Le cosmodrome de Baïkonour, au Kazakhstan, a enregistré des dommages importants lors du décollage d’une fusée Soyouz le 27 novembre. Cette installation russe représente l’unique infrastructure capable de lancer des vols habités pour la Russie. L’agence spatiale Roscosmos a confirmé les dégâts après inspection du site, sans fournir de détails précis sur leur étendue ou leur nature.

Roscosmos a déclaré que tous les matériels de réserve sont disponibles pour effectuer les réparations nécessaires. L’agence spatiale s’est engagée à restaurer le pas de tir dans les plus brefs délais, affirmant que les installations seraient opérationnelles rapidement. Ces déclarations visent à rassurer sur la capacité de la Russie à maintenir ses opérations spatiales habitées.

Cependant, des sources russes spécialisées présentent une version bien plus préoccupante. Ces blogs considèrent que les dégâts sont suffisamment graves pour compromettre durablement la capacité russe à lancer des missions habitées. Selon ces analyses, la Russie pourrait faire face à des délais importants avant de reprendre pleinement ses opérations.

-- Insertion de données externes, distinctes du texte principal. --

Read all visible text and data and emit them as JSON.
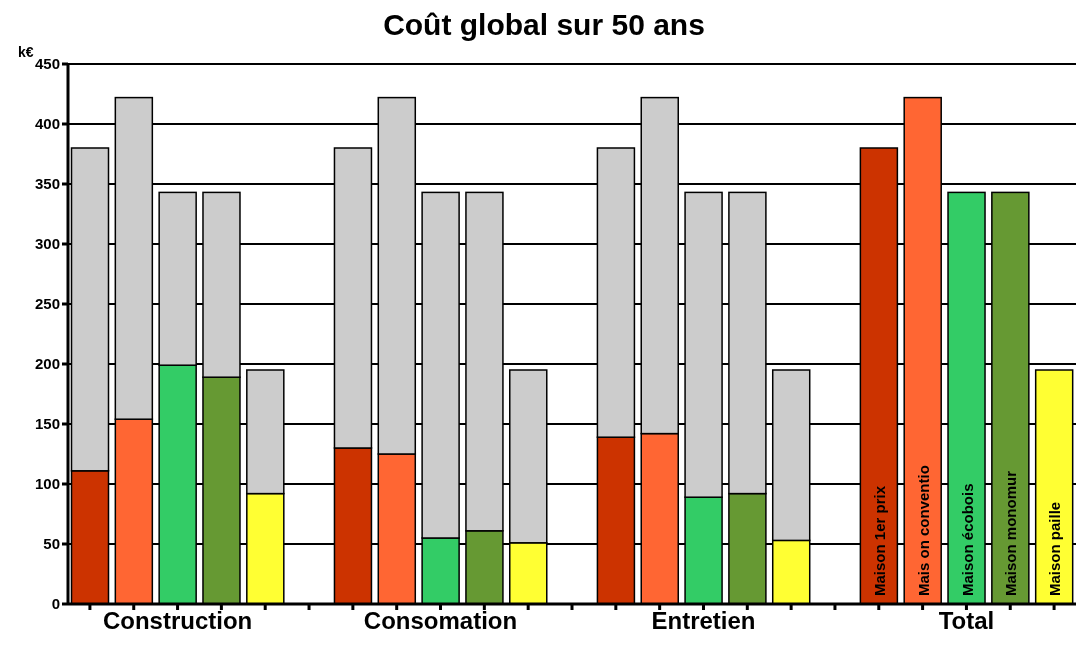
{
  "chart_data": {
    "type": "bar",
    "title": "Coût global sur 50 ans",
    "ylabel": "k€",
    "stacked": true,
    "categories": [
      null,
      null,
      "Construction",
      null,
      null,
      null,
      null,
      null,
      "Consomation",
      null,
      null,
      null,
      null,
      null,
      "Entretien",
      null,
      null,
      null,
      null,
      null,
      "Total",
      null,
      null
    ],
    "series": [
      {
        "name": "Maison 1er prix",
        "color": "#cc3300",
        "values": [
          111,
          null,
          null,
          null,
          null,
          null,
          130,
          null,
          null,
          null,
          null,
          null,
          139,
          null,
          null,
          null,
          null,
          null,
          380,
          null,
          null,
          null,
          null
        ]
      },
      {
        "name": "Mais on conventio",
        "color": "#ff6633",
        "values": [
          null,
          154,
          null,
          null,
          null,
          null,
          null,
          125,
          null,
          null,
          null,
          null,
          null,
          142,
          null,
          null,
          null,
          null,
          null,
          422,
          null,
          null,
          null
        ]
      },
      {
        "name": "Maison écobois",
        "color": "#33cc66",
        "values": [
          null,
          null,
          199,
          null,
          null,
          null,
          null,
          null,
          55,
          null,
          null,
          null,
          null,
          null,
          89,
          null,
          null,
          null,
          null,
          null,
          343,
          null,
          null
        ]
      },
      {
        "name": "Maison monomur",
        "color": "#669933",
        "values": [
          null,
          null,
          null,
          189,
          null,
          null,
          null,
          null,
          null,
          61,
          null,
          null,
          null,
          null,
          null,
          92,
          null,
          null,
          null,
          null,
          null,
          343,
          null
        ]
      },
      {
        "name": "Maison paille",
        "color": "#ffff33",
        "values": [
          null,
          null,
          null,
          null,
          92,
          null,
          null,
          null,
          null,
          null,
          51,
          null,
          null,
          null,
          null,
          null,
          53,
          null,
          null,
          null,
          null,
          null,
          195
        ]
      },
      {
        "color": "#cccccc",
        "values": [
          269,
          268,
          144,
          154,
          103,
          null,
          250,
          297,
          288,
          282,
          144,
          null,
          241,
          280,
          254,
          251,
          142,
          null,
          null,
          null,
          null,
          null,
          null
        ]
      }
    ],
    "ylim": [
      0,
      450
    ],
    "yticks": [
      0,
      50,
      100,
      150,
      200,
      250,
      300,
      350,
      400,
      450
    ],
    "grid": "y",
    "legend": false
  }
}
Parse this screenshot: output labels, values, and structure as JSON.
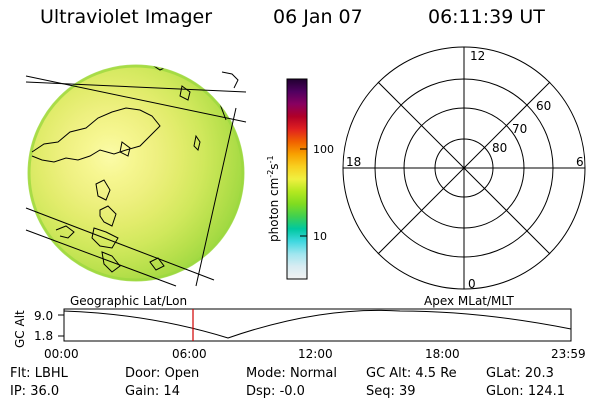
{
  "header": {
    "instrument": "Ultraviolet Imager",
    "date": "06 Jan 07",
    "time": "06:11:39 UT"
  },
  "colorbar": {
    "unit_label": "photon cm",
    "unit_sup1": "-2",
    "unit_mid": "s",
    "unit_sup2": "-1",
    "ticks": [
      {
        "value": 100,
        "label": "100"
      },
      {
        "value": 10,
        "label": "10"
      }
    ],
    "colors": [
      "#f2f2f2",
      "#d8ecf2",
      "#a0e6ef",
      "#40d8e0",
      "#00c8a0",
      "#40d050",
      "#80dc20",
      "#b4e820",
      "#f0f040",
      "#f8d020",
      "#f8a000",
      "#f06000",
      "#e02020",
      "#b00028",
      "#880060",
      "#500060",
      "#200030"
    ]
  },
  "image_panel": {
    "label": "Geographic Lat/Lon",
    "disk_colors": [
      "#fbfba8",
      "#f6f690",
      "#eef080",
      "#e2ec6c",
      "#d0e85c",
      "#b8e04c",
      "#9cd840"
    ]
  },
  "polar_plot": {
    "label": "Apex MLat/MLT",
    "mlt_labels": [
      {
        "name": "mlt-12",
        "text": "12"
      },
      {
        "name": "mlt-18",
        "text": "18"
      },
      {
        "name": "mlt-6",
        "text": "6"
      },
      {
        "name": "mlt-0",
        "text": "0"
      }
    ],
    "lat_labels": [
      {
        "name": "mlat-60",
        "text": "60"
      },
      {
        "name": "mlat-70",
        "text": "70"
      },
      {
        "name": "mlat-80",
        "text": "80"
      }
    ]
  },
  "orbit_plot": {
    "ylabel": "GC Alt",
    "yticks": [
      "9.0",
      "1.8"
    ],
    "xticks": [
      "00:00",
      "06:00",
      "12:00",
      "18:00",
      "23:59"
    ],
    "current_time": "06:11",
    "accent_color": "#d00000"
  },
  "status": {
    "filter": {
      "label": "Flt:",
      "value": "LBHL"
    },
    "ip": {
      "label": "IP:",
      "value": "36.0"
    },
    "door": {
      "label": "Door:",
      "value": "Open"
    },
    "gain": {
      "label": "Gain:",
      "value": "14"
    },
    "mode": {
      "label": "Mode:",
      "value": "Normal"
    },
    "dsp": {
      "label": "Dsp:",
      "value": "-0.0"
    },
    "gc_alt": {
      "label": "GC Alt:",
      "value": "4.5 Re"
    },
    "seq": {
      "label": "Seq:",
      "value": "39"
    },
    "glat": {
      "label": "GLat:",
      "value": "20.3"
    },
    "glon": {
      "label": "GLon:",
      "value": "124.1"
    }
  }
}
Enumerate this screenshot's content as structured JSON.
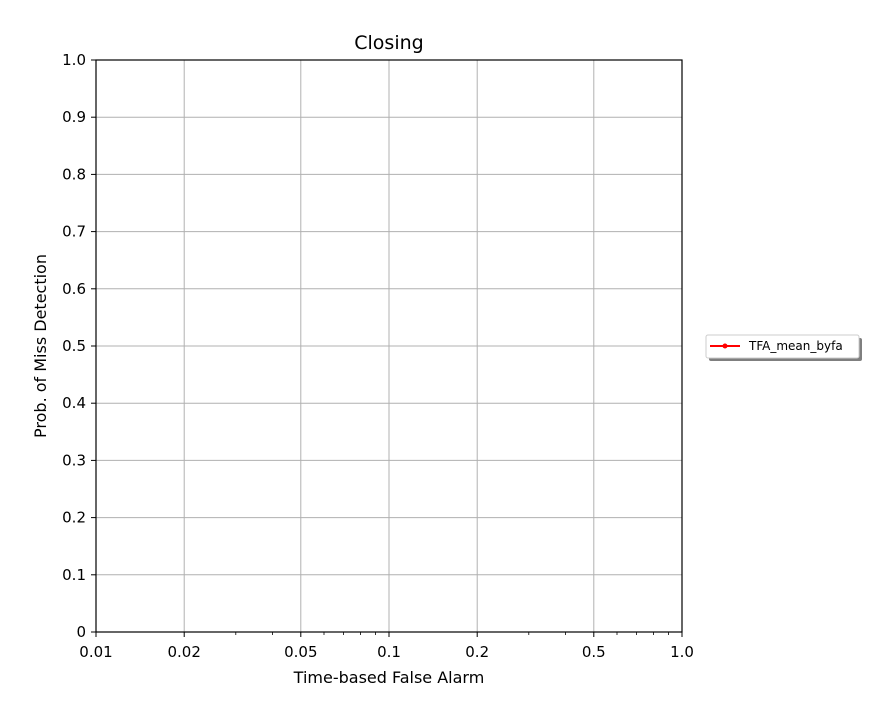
{
  "chart_data": {
    "type": "line",
    "title": "Closing",
    "xlabel": "Time-based False Alarm",
    "ylabel": "Prob. of Miss Detection",
    "xscale": "log",
    "xlim": [
      0.01,
      1.0
    ],
    "ylim": [
      0,
      1.0
    ],
    "x_ticks": [
      0.01,
      0.02,
      0.05,
      0.1,
      0.2,
      0.5,
      1.0
    ],
    "x_tick_labels": [
      "0.01",
      "0.02",
      "0.05",
      "0.1",
      "0.2",
      "0.5",
      "1.0"
    ],
    "y_ticks": [
      0,
      0.1,
      0.2,
      0.3,
      0.4,
      0.5,
      0.6,
      0.7,
      0.8,
      0.9,
      1.0
    ],
    "y_tick_labels": [
      "0",
      "0.1",
      "0.2",
      "0.3",
      "0.4",
      "0.5",
      "0.6",
      "0.7",
      "0.8",
      "0.9",
      "1.0"
    ],
    "grid": true,
    "legend_position": "right",
    "series": [
      {
        "name": "TFA_mean_byfa",
        "color": "#ff0000",
        "marker": "dot",
        "x": [],
        "y": []
      }
    ]
  }
}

La mission Soyouz MS-38 a décollé avec succès jeudi matin, transportant les cosmonautes russes Sergueï Koud-Svertchkov et Sergueï Mikaïev, ainsi que l’astronaute américain Chris Williams. Le vaisseau s’est arrimé sans problème à la Station spatiale internationale, confirmant que le lancement lui-même s’est déroulé correctement malgré les dommages causés aux installations.

Le contraste entre l’optimisme affiché par Roscosmos et les préoccupations des experts russes illustre l’incertitude entourant l’impact réel des dégâts. Les réparations du pas de tir constitueront un élément clé pour déterminer si la Russie pourra maintenir son programme spatial habité sans interruption majeure.